The title says I got better results, and I did — but not because the small model is smarter. It isn’t, and pretending otherwise would make this post a lie. Three categories went to the 70B (or a frontier cloud model) every single time:

  1. Multi-step reasoning. Planning a data migration, debugging a race condition from symptoms, anything where step 4 depends on step 2 being right. The 14B loses the thread; the 70B holds it. No amount of prompt discipline fixes this.
  2. Long documents. Summarizing or interrogating a 60-page contract or a long spec. Small models technically accept the context window; effectively, recall and synthesis over it degrade noticeably. Big models earn their seconds here.
  3. Subtle code review. The 14B catches syntax-level and obvious-logic issues. The 70B catches “this works but breaks the invariant established in the other file.” That gap is real and occasionally expensive.

So the rule I run now: small by default, escalate on the second failure. If the 14B whiffs twice on the same task after a prompt fix, the task has demonstrated it’s a big-model task — escalate without ego. In practice about 1 in 10 tasks escalates. Which means roughly 90% of my AI usage was over-provisioned for a year.

The deeper point: the bottleneck moved

The month convinced me of something bigger than a model recommendation. For routine knowledge work — drafting, rewriting, summarizing short texts, simple code, translation between Czech and English (where Qwen 14B is genuinely strong) — model quality stopped being the bottleneck somewhere around the 8B mark, sometime in 2024-2025. Today’s 8-14B models are better than the GPT-4 we were all amazed by, for the tasks that make up most of a working day.

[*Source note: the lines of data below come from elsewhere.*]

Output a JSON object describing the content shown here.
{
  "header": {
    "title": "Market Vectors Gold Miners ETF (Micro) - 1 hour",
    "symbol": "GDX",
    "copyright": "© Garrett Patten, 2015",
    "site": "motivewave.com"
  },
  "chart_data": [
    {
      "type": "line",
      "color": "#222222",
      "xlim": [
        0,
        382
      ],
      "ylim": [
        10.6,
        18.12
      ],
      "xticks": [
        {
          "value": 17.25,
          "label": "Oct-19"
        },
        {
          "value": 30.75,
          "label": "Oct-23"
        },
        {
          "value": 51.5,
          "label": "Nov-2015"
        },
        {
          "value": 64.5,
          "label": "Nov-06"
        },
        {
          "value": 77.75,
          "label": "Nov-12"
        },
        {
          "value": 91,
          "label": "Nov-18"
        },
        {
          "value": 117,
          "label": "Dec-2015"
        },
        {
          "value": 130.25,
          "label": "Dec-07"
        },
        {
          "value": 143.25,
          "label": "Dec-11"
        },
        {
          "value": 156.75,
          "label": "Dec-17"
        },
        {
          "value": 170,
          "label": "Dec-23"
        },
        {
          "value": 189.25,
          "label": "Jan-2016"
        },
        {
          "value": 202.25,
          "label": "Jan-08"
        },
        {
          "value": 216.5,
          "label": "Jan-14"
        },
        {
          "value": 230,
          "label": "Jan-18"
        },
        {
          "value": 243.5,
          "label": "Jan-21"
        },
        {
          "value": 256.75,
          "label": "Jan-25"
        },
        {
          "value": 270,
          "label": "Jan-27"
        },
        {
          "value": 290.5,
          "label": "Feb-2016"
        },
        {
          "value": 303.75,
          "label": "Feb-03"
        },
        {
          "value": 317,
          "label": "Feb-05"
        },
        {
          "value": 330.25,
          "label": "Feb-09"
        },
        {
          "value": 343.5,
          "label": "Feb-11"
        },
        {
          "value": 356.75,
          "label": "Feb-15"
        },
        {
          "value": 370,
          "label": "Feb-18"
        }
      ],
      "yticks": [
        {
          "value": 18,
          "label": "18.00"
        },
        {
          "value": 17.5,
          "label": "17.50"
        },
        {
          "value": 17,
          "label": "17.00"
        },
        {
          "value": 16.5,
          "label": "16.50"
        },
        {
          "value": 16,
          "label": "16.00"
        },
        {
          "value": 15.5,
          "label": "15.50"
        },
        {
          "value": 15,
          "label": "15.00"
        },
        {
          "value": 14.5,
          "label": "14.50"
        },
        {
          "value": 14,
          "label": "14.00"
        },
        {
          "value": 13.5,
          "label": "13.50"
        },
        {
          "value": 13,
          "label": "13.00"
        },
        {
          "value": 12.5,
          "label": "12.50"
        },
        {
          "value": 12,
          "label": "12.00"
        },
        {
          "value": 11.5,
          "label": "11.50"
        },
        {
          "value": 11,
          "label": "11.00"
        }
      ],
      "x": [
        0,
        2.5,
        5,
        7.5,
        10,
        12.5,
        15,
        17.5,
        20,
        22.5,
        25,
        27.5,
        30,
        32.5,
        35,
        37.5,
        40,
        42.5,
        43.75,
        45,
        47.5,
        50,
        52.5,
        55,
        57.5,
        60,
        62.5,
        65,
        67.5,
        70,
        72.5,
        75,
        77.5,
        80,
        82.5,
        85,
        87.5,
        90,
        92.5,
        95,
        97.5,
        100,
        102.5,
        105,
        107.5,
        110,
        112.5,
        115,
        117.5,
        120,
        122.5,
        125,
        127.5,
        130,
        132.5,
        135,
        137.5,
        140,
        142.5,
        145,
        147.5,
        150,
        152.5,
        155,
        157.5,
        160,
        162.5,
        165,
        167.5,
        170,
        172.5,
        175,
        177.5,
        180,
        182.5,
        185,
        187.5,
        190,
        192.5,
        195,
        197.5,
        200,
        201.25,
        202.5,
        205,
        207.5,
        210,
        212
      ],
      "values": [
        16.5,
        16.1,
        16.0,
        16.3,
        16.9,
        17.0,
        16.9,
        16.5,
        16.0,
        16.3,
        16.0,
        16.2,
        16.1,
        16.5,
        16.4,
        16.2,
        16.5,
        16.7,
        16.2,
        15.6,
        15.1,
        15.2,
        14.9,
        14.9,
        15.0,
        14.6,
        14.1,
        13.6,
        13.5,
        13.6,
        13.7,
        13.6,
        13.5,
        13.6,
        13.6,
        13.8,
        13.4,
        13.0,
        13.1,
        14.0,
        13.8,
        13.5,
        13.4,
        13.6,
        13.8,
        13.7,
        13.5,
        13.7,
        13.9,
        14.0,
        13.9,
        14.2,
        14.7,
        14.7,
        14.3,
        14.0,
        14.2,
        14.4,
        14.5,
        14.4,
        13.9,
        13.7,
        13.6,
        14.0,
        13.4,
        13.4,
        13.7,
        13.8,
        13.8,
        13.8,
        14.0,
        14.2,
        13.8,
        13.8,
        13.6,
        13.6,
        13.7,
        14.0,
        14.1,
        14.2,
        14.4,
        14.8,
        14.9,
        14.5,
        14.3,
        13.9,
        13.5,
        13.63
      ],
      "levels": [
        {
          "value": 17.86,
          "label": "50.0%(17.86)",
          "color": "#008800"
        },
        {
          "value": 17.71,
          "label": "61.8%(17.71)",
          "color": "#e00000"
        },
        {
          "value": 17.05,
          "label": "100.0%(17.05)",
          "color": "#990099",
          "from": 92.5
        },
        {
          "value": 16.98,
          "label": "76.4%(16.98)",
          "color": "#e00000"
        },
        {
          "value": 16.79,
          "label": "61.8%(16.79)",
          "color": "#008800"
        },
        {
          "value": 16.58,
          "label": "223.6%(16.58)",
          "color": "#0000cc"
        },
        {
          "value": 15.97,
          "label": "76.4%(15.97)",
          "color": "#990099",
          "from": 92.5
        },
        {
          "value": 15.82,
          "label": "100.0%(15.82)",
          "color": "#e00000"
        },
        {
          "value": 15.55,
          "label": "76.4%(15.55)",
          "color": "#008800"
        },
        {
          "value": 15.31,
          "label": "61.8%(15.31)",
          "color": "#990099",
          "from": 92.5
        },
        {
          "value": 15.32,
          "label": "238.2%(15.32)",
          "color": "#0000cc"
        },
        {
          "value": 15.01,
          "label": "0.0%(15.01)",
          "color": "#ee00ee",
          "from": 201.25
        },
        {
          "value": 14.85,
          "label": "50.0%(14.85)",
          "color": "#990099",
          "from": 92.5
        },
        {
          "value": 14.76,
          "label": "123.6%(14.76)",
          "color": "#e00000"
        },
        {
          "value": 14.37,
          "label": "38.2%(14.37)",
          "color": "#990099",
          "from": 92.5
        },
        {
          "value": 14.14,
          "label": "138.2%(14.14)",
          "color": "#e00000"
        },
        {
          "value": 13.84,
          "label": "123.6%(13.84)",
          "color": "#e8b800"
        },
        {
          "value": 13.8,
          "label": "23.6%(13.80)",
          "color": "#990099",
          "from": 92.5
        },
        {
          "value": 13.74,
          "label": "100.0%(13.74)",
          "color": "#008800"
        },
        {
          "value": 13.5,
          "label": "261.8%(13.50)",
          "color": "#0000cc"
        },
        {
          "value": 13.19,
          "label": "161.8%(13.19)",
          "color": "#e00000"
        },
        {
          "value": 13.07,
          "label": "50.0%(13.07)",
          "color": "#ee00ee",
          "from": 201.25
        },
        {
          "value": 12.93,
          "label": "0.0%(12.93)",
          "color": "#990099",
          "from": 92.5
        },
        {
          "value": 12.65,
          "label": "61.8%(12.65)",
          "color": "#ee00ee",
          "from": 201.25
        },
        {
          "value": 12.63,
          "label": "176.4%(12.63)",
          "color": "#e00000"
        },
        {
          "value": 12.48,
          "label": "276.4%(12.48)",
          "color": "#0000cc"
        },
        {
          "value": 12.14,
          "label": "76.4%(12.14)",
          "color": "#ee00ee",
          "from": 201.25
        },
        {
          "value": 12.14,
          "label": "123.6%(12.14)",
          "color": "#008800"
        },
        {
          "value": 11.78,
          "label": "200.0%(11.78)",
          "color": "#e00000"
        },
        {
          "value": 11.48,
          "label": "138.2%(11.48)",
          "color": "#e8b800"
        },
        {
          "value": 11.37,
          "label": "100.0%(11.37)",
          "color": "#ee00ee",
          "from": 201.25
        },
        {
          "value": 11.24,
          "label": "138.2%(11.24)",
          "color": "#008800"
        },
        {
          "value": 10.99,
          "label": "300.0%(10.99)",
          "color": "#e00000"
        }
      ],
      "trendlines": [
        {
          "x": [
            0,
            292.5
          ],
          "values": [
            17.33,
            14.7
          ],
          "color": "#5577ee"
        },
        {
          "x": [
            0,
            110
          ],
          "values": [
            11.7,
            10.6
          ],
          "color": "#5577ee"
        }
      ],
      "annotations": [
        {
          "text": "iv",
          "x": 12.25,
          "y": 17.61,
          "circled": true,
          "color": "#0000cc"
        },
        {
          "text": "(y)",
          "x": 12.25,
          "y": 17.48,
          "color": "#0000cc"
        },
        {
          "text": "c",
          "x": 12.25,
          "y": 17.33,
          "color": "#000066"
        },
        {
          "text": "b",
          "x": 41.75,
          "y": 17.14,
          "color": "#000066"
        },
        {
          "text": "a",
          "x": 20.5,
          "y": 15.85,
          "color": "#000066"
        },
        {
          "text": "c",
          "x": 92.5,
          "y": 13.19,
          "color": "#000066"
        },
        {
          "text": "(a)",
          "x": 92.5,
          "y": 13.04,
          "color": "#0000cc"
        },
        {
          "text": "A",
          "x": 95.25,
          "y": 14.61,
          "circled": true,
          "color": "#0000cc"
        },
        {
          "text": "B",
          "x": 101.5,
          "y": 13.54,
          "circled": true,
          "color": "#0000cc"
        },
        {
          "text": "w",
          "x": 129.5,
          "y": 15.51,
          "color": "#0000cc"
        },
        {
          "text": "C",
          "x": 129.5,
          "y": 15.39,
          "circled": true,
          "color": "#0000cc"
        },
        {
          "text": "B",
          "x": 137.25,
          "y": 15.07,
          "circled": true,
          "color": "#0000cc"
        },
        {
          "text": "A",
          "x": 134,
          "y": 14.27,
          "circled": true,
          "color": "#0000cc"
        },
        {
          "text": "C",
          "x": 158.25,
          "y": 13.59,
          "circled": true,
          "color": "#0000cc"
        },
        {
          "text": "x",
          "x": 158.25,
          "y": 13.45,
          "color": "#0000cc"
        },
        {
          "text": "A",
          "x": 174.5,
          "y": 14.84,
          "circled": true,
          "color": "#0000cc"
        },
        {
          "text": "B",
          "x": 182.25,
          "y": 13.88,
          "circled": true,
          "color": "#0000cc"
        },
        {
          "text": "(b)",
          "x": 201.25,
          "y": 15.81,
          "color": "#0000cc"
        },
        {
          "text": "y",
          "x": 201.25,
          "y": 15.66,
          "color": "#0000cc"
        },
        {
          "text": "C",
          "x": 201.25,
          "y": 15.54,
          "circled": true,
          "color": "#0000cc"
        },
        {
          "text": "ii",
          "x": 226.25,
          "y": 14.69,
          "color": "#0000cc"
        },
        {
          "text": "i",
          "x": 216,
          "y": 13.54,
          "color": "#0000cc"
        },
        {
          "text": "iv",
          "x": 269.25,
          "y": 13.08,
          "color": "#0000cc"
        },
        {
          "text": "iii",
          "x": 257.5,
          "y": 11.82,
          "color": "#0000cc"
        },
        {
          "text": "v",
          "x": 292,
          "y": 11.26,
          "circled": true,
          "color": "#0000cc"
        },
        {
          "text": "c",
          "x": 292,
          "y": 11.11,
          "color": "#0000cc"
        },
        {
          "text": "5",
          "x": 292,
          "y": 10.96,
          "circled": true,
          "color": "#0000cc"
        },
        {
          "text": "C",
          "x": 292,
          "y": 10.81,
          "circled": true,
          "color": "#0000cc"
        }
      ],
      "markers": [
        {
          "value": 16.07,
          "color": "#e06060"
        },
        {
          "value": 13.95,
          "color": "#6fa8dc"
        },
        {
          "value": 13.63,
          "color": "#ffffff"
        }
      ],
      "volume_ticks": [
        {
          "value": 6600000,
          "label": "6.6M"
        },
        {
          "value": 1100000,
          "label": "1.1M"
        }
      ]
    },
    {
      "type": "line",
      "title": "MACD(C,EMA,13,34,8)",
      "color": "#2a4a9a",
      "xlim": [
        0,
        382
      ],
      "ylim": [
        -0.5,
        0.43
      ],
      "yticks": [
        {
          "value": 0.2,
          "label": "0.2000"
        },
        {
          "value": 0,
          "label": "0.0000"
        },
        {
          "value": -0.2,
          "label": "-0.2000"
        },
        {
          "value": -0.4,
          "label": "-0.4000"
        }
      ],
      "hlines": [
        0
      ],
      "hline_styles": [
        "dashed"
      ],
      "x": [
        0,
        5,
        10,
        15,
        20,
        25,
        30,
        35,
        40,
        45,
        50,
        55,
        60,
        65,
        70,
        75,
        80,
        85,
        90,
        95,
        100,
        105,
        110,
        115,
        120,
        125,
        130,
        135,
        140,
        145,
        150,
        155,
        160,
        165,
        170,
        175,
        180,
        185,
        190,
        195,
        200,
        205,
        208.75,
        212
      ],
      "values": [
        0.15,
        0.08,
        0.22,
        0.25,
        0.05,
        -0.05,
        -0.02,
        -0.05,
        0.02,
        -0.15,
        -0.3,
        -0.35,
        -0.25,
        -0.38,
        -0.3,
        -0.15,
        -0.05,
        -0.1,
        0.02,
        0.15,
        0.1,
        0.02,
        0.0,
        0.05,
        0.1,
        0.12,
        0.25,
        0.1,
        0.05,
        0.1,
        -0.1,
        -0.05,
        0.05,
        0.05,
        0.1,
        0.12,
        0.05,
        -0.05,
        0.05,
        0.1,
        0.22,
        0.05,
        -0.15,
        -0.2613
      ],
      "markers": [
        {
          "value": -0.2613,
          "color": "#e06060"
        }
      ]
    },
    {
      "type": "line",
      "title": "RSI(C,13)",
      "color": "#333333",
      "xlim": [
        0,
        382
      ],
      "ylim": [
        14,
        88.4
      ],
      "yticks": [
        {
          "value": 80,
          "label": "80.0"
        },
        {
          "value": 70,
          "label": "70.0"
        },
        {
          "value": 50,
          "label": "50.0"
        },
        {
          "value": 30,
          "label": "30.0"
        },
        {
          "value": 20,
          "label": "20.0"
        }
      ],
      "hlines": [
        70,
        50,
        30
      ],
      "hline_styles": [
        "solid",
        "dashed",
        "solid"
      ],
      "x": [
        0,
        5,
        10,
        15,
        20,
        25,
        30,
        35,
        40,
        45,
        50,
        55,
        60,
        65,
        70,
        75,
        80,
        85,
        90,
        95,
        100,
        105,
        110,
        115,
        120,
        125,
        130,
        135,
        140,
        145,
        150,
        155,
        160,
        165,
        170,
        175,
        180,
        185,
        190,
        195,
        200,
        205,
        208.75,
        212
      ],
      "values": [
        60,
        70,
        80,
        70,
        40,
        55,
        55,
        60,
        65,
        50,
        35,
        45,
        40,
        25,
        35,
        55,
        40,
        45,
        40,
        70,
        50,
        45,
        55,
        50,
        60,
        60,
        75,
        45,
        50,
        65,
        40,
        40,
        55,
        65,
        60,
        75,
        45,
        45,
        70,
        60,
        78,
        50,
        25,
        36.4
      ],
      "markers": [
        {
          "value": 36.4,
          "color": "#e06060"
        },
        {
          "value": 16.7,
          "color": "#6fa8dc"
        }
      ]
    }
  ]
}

When quality stops being the constraint, optimizing it further is wasted effort. The constraint now is workflow: how fast you can get a thought to the model, how cheaply you can iterate, whether the model is available on battery, whether asking feels free. Every one of those is a latency-and-friction problem, and small models beat big ones on all of them. Upgrading from 70B to 405B-class improves my median workday by approximately nothing; cutting time-to-first-token from 15 seconds to 0.4 changed how often I think with the machine at all.

The setup I kept

The two-tier system, concretely:

ollama pull qwen2.5:14b      # the daily driver
ollama pull llama3.3:70b     # the escalation tier

The piece that makes it frictionless is a Raycast hotkey script that re-runs my last prompt on the big model — same prompt, zero retyping, one keystroke when the small model whiffs:

#!/bin/bash
# escalate.sh — resend last prompt to the 70B
PROMPT=$(cat ~/.last_prompt)
curl -s http://127.0.0.1:11434/api/generate \
  -d "{\"model\":\"llama3.3:70b\",\"prompt\":$(jq -Rs . <<<"$PROMPT"),\"stream\":false}" \
  | jq -r .response

(My chat wrapper writes every prompt to ~/.last_prompt; any client that logs prompts can feed the same script.) Escalation costing one keystroke instead of a copy-paste ritual is what makes “small by default” sustainable — the big model is never more than a hotkey away, so defaulting small never feels like a sacrifice.

The uncomfortable summary: I spent a year and a lot of RAM assuming intelligence was the scarce resource, when for most of my actual work the scarce resource was my own willingness to ask. Downgrade the default, keep the big gun loaded behind a hotkey, and watch what happens to the number of questions you ask per day. That number — not the benchmark score — is what your results are made of.